沖縄から鹿児島奄美地方では梅雨前線が活発化。関東でも、梅雨入りから連日、雨が降る天気が続き、2026年は平年より雨量が多くなる予想だ。そんな中、各地で見られたのが、自転車の「傘さし運転」。青切符導入後は反則金5000円が科せられるようになったが、専門家は危険性を指摘する。
梅雨入り以降相次ぐ危険行為
リポート:
前後に子供用のベビーシートをのせ、子供用のシートをつけ、そして左手で傘を差しています。

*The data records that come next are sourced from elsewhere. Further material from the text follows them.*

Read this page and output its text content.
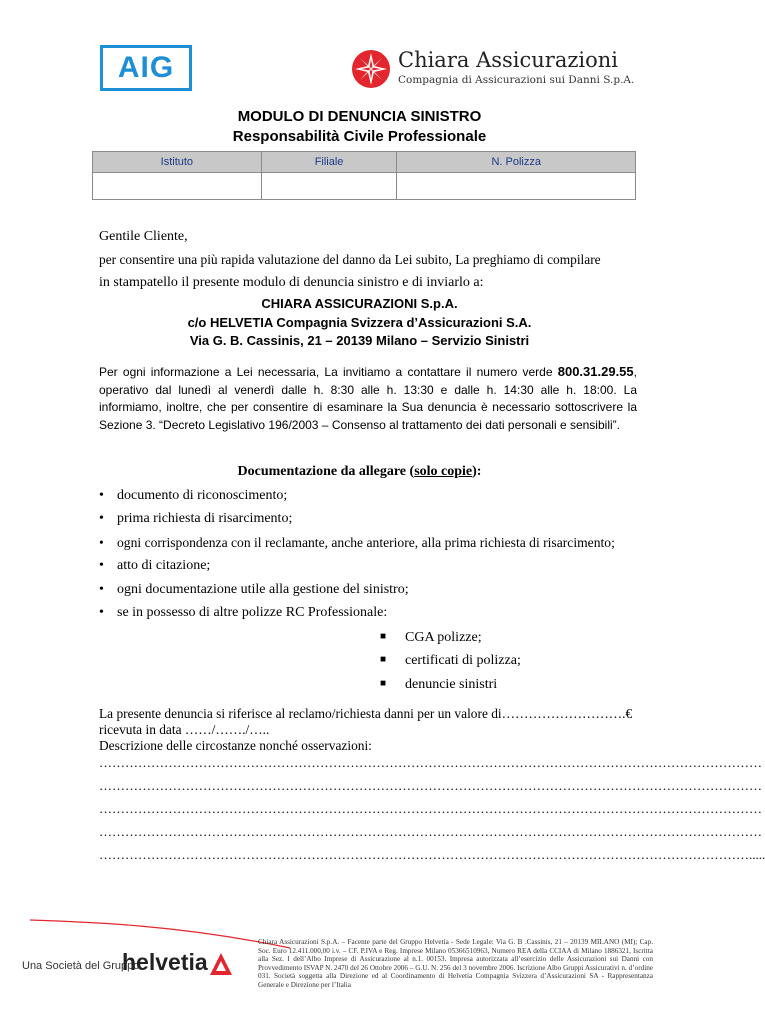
AIG	Chiara Assicurazioni
Compagnia di Assicurazioni sui Danni S.p.A.
MODULO DI DENUNCIA SINISTRO
Responsabilità Civile Professionale
Istituto	Filiale	N. Polizza

Gentile Cliente,
per consentire una più rapida valutazione del danno da Lei subito, La preghiamo di compilare
in stampatello il presente modulo di denuncia sinistro e di inviarlo a:
CHIARA ASSICURAZIONI S.p.A.
c/o HELVETIA Compagnia Svizzera d’Assicurazioni S.A.
Via G. B. Cassinis, 21 – 20139 Milano – Servizio Sinistri
Per ogni informazione a Lei necessaria, La invitiamo a contattare il numero verde 800.31.29.55, operativo dal lunedì al venerdì dalle h. 8:30 alle h. 13:30 e dalle h. 14:30 alle h. 18:00. La informiamo, inoltre, che per consentire di esaminare la Sua denuncia è necessario sottoscrivere la Sezione 3. “Decreto Legislativo 196/2003 – Consenso al trattamento dei dati personali e sensibili”.
Documentazione da allegare (solo copie):
• documento di riconoscimento;
• prima richiesta di risarcimento;
• ogni corrispondenza con il reclamante, anche anteriore, alla prima richiesta di risarcimento;
• atto di citazione;
• ogni documentazione utile alla gestione del sinistro;
• se in possesso di altre polizze RC Professionale:
■ CGA polizze;
■ certificati di polizza;
■ denuncie sinistri
La presente denuncia si riferisce al reclamo/richiesta danni per un valore di……………………….€
ricevuta in data ……/……./…..
Descrizione delle circostanze nonché osservazioni:
………………………………………………………………………………………………………………………………………
………………………………………………………………………………………………………………………………………
………………………………………………………………………………………………………………………………………
………………………………………………………………………………………………………………………………………
…………………………………………………………………………………………………………………………………….....
Una Società del Gruppo
helvetia
Chiara Assicurazioni S.p.A. – Facente parte del Gruppo Helvetia - Sede Legale: Via G. B .Cassinis, 21 – 20139 MILANO (MI); Cap. Soc. Euro 12.411.000,00 i.v. – CF. P.IVA e Reg. Imprese Milano 05366510963, Numero REA della CCIAA di Milano 1886321, Iscritta alla Sez. I dell’Albo Imprese di Assicurazione al n.1. 00153. Impresa autorizzata all’esercizio delle Assicurazioni sui Danni con Provvedimento ISVAP N. 2470 del 26 Ottobre 2006 – G.U. N. 256 del 3 novembre 2006. Iscrizione Albo Gruppi Assicurativi n. d’ordine 031. Società soggetta alla Direzione ed al Coordinamento di Helvetia Compagnia Svizzera d’Assicurazioni SA - Rappresentanza Generale e Direzione per l’Italia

雨の中、走行する自転車の「傘さし運転」。青切符導入後、反則金5000円が科せられるようになった。
この自転車は傘をさしながら、スピードを落とすことなく歩行者の隙間を縫うように走っていた。
危険な違法行為が梅雨入り以降、相次いでいる。
レインウェアを着て子供を乗せ自転車を利用していた女性は、傘さし運転の危険性を「片手運転を考えられないので、子供乗せていたらなおさらやれないですね。転ばれて巻き添えになってしまうと怖いところがあるので」と指摘する。
2023年5月に実施した傘さし運転の危険性を伝える交通安全教室でのスタントマンによる再現では、風にあおられあやうく転倒しそうになる場面もあった。
専門家「制動距離伸び安定しない」
青切符の対象でもある「傘さし運転」。その危険性を専門家も指摘する。

交通事故鑑定ラプター 中島博史所長:
前のブレーキが後ろのブレーキかどちらかしかかけられない状態になってしまいます。制動距離が伸びる、安定しないという事。
プラス、雨だけだならともかく風が吹いた時には、傘であおられてバランスを崩しやすくなるというような事もありますので。
傘を持って運転するというのは非常に危険なので避けてほしいです。
子供たちの送迎などで自転車を利用する人が多い東京・文京区の貞静幼稚園では…。
リポート:
続々と駐輪場に入ってきます。カッパを着てしっかり雨対策をしています。
スッポリと身体を覆う「ポンチョ」で、子供たちも雨対策バッチリだ。
20代:
雨の日でも自転車で行くようにそのために雨グッズ揃えた。本当は自転車乗りたくないけど…。青切符勉強しました!

自転車の「傘さし運転」は、危険な違反行為。雨の日の運転にはより一層の注意が必要だ。